Recipe Provided ByChef Stuart Lane
- 1-1/2 pounds boneless American Lamb loin
- Salt and pepper, to taste
- 1/3 cup all-purpose flour
- 4 eggs, beaten
- 1 cup Panko bread crumbs, pulsed in food processor to fine powder
- 1 cup roasted chestnuts, peeled
- 8 cups sliced shallots, caramelized
- 2 leeks, cut into 1/2-inch pieces, seared and roasted
- 1 cup lamb brodo (see chef’s tip below)
- 2 to 4 teaspoons white wine vinegar
- 1/2 cup unsalted butter
- 1/2 cup olive oil
- 4 tablespoons ground chamomile
Trim lamb loins and cut into four 6-ounce pieces. Butterfly each piece and pound into 1/4-inch-thick cutlets. Season lamb cutlets with salt and pepper. Dredge each cutlet in the flour, dip into the beaten eggs, then press into the bread crumbs to form a crust. Hold in refrigerator until ready to cook.
In a medium pan, bring chestnuts, shallots, leeks and brodo to a simmer. Add vinegar to taste. Season with salt and pepper.
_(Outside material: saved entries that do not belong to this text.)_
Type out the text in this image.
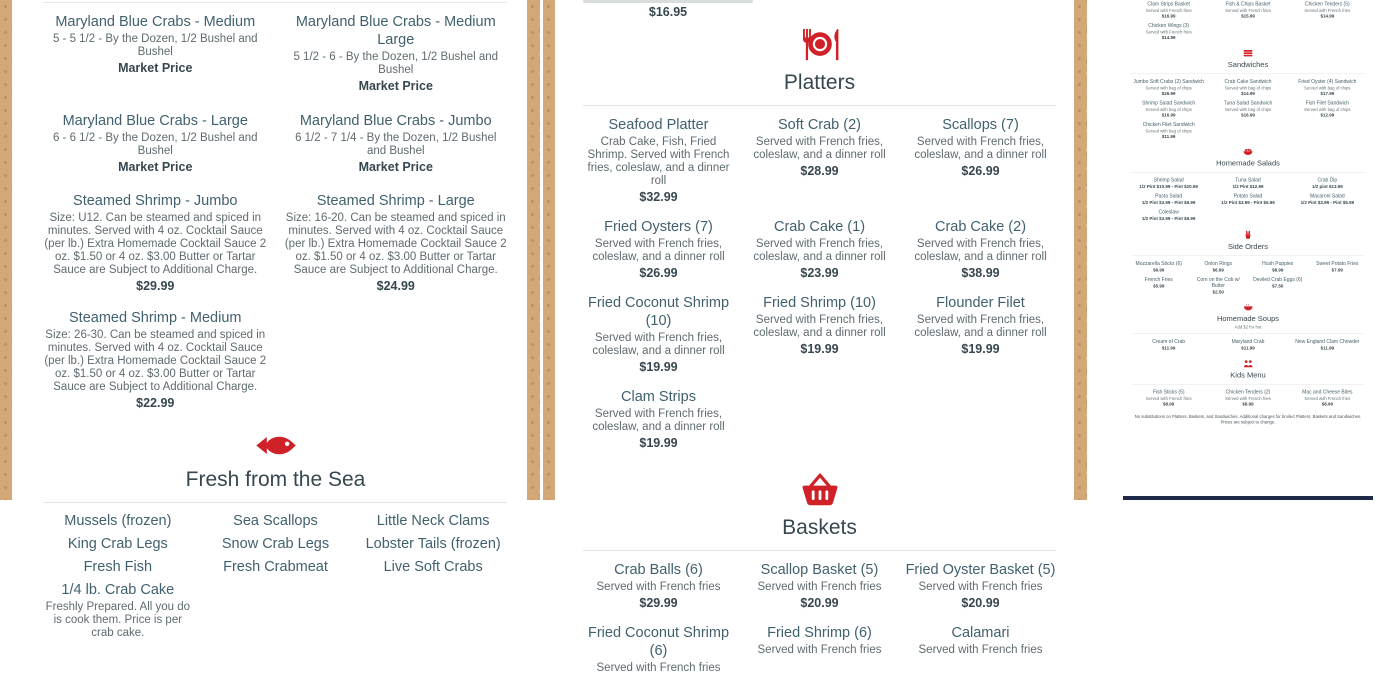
Maryland Blue Crabs - Medium
5 - 5 1/2 - By the Dozen, 1/2 Bushel and Bushel
Market Price
Maryland Blue Crabs - Medium Large
5 1/2 - 6 - By the Dozen, 1/2 Bushel and Bushel
Market Price
Maryland Blue Crabs - Large
6 - 6 1/2 - By the Dozen, 1/2 Bushel and Bushel
Market Price
Maryland Blue Crabs - Jumbo
6 1/2 - 7 1/4 - By the Dozen, 1/2 Bushel and Bushel
Market Price
Steamed Shrimp - Jumbo
Size: U12. Can be steamed and spiced in minutes. Served with 4 oz. Cocktail Sauce (per lb.) Extra Homemade Cocktail Sauce 2 oz. $1.50 or 4 oz. $3.00 Butter or Tartar Sauce are Subject to Additional Charge.
$29.99
Steamed Shrimp - Large
Size: 16-20. Can be steamed and spiced in minutes. Served with 4 oz. Cocktail Sauce (per lb.) Extra Homemade Cocktail Sauce 2 oz. $1.50 or 4 oz. $3.00 Butter or Tartar Sauce are Subject to Additional Charge.
$24.99
Steamed Shrimp - Medium
Size: 26-30. Can be steamed and spiced in minutes. Served with 4 oz. Cocktail Sauce (per lb.) Extra Homemade Cocktail Sauce 2 oz. $1.50 or 4 oz. $3.00 Butter or Tartar Sauce are Subject to Additional Charge.
$22.99
Fresh from the Sea
Mussels (frozen)	Sea Scallops	Little Neck Clams
King Crab Legs	Snow Crab Legs	Lobster Tails (frozen)
Fresh Fish	Fresh Crabmeat	Live Soft Crabs
1/4 lb. Crab Cake
Freshly Prepared. All you do is cook them. Price is per crab cake.
$16.95
Platters
Seafood Platter
Crab Cake, Fish, Fried Shrimp. Served with French fries, coleslaw, and a dinner roll
$32.99
Soft Crab (2)
Served with French fries, coleslaw, and a dinner roll
$28.99
Scallops (7)
Served with French fries, coleslaw, and a dinner roll
$26.99
Fried Oysters (7)
Served with French fries, coleslaw, and a dinner roll
$26.99
Crab Cake (1)
Served with French fries, coleslaw, and a dinner roll
$23.99
Crab Cake (2)
Served with French fries, coleslaw, and a dinner roll
$38.99
Fried Coconut Shrimp (10)
Served with French fries, coleslaw, and a dinner roll
$19.99
Fried Shrimp (10)
Served with French fries, coleslaw, and a dinner roll
$19.99
Flounder Filet
Served with French fries, coleslaw, and a dinner roll
$19.99
Clam Strips
Served with French fries, coleslaw, and a dinner roll
$19.99
Baskets
Crab Balls (6)
Served with French fries
$29.99
Scallop Basket (5)
Served with French fries
$20.99
Fried Oyster Basket (5)
Served with French fries
$20.99
Fried Coconut Shrimp (6)
Served with French fries
Fried Shrimp (6)
Served with French fries
Calamari
Served with French fries
Clam Strips Basket
Served with French fries
$16.99
Fish & Chips Basket
Served with French fries
$15.99
Chicken Tenders (5)
Served with French fries
$14.99
Chicken Wings (3)
Served with French fries
$14.99
Sandwiches
Jumbo Soft Crabs (2) Sandwich
Served with bag of chips
$26.99
Crab Cake Sandwich
Served with bag of chips
$14.99
Fried Oyster (4) Sandwich
Served with bag of chips
$17.99
Shrimp Salad Sandwich
Served with bag of chips
$16.99
Tuna Salad Sandwich
Served with bag of chips
$16.99
Fish Filet Sandwich
Served with bag of chips
$12.99
Chicken Filet Sandwich
Served with bag of chips
$11.99
Homemade Salads
Shrimp Salad
1/2 Pint $10.99 - Pint $20.99
Tuna Salad
1/2 Pint $12.99
Crab Dip
1/2 pint $13.99
Pasta Salad
1/2 Pint $3.99 - Pint $5.99
Potato Salad
1/2 Pint $3.99 - Pint $5.99
Macaroni Salad
1/2 Pint $3.99 - Pint $5.99
Coleslaw
1/2 Pint $3.99 - Pint $5.99
Side Orders
Mozzarella Sticks (6)
$6.99
Onion Rings
$6.99
Hush Puppies
$8.99
Sweet Potato Fries
$7.99
French Fries
$5.99
Corn on the Cob w/ Butter
$2.50
Deviled Crab Eggs (6)
$7.50
Homemade Soups
Add $2 for hot
Cream of Crab
$11.99
Maryland Crab
$11.99
New England Clam Chowder
$11.99
Kids Menu
Fish Sticks (5)
Served with French fries
$8.99
Chicken Tenders (2)
Served with French fries
$8.99
Mac and Cheese Bites
Served with French fries
$8.99
No substitutions on Platters, Baskets, and Sandwiches. Additional charges for broiled Platters, Baskets and Sandwiches. Prices are subject to change.
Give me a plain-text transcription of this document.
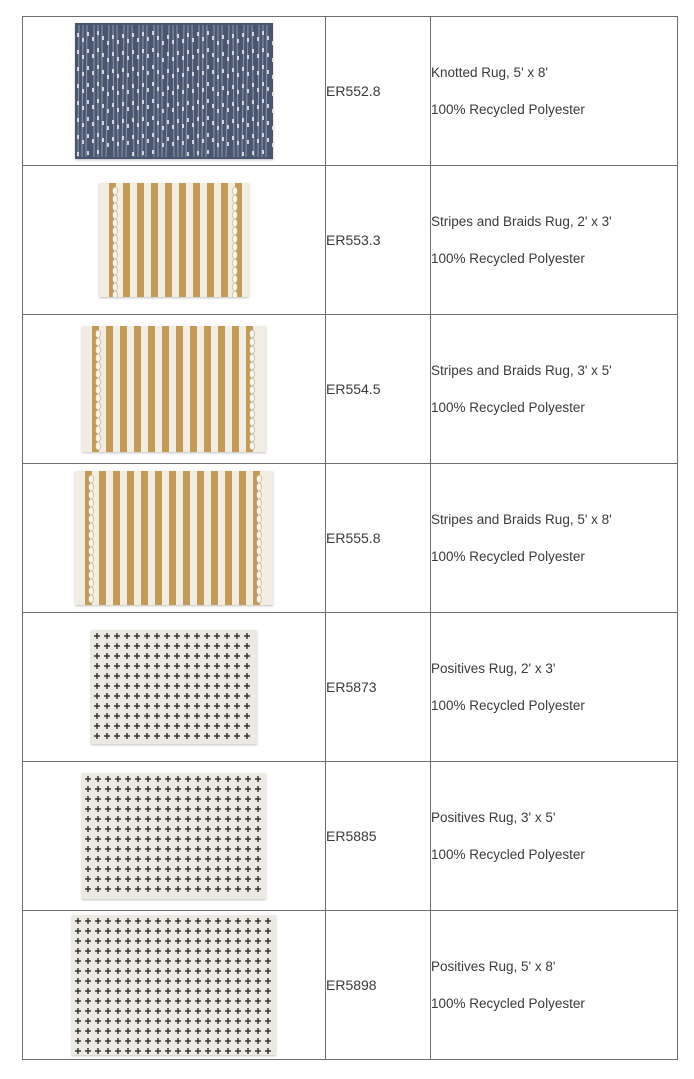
	ER552.8	Knotted Rug, 5' x 8'
100% Recycled Polyester

	ER553.3	Stripes and Braids Rug, 2' x 3'
100% Recycled Polyester

	ER554.5	Stripes and Braids Rug, 3' x 5'
100% Recycled Polyester

	ER555.8	Stripes and Braids Rug, 5' x 8'
100% Recycled Polyester

	ER5873	Positives Rug, 2' x 3'
100% Recycled Polyester

	ER5885	Positives Rug, 3' x 5'
100% Recycled Polyester

	ER5898	Positives Rug, 5' x 8'
100% Recycled Polyester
Add 4 tablespoons of butter and cook until just melted, then remove the pan from the heat.
In a large sauté pan, heat 2 tablespoons of olive oil and 1 tablespoon of butter for each lamb cutlet. Add 1 or 2 cutlets and cook until medium doneness with a golden brown crust, flipping halfway through cooking, 5 to 8 minutes. Remove to a paper towel-lined plate to rest and absorb fat. Repeat to cook the remaining cutlets. Sprinkle each cutlet with 1 tablespoon chamomile.
To serve, place mix of chestnuts, shallots and leek on a plate. Top with a lamb cutlet.
Chef’s Tip: Make lamb brodo (or broth) in advance. Place lamb bones, 1/2 onion, 1 carrot and 1 celery stock in stock pot with 2 quarts of water. Cook for 4 hours, skimming occasionally. Strain the stock and discard bones and vegetables.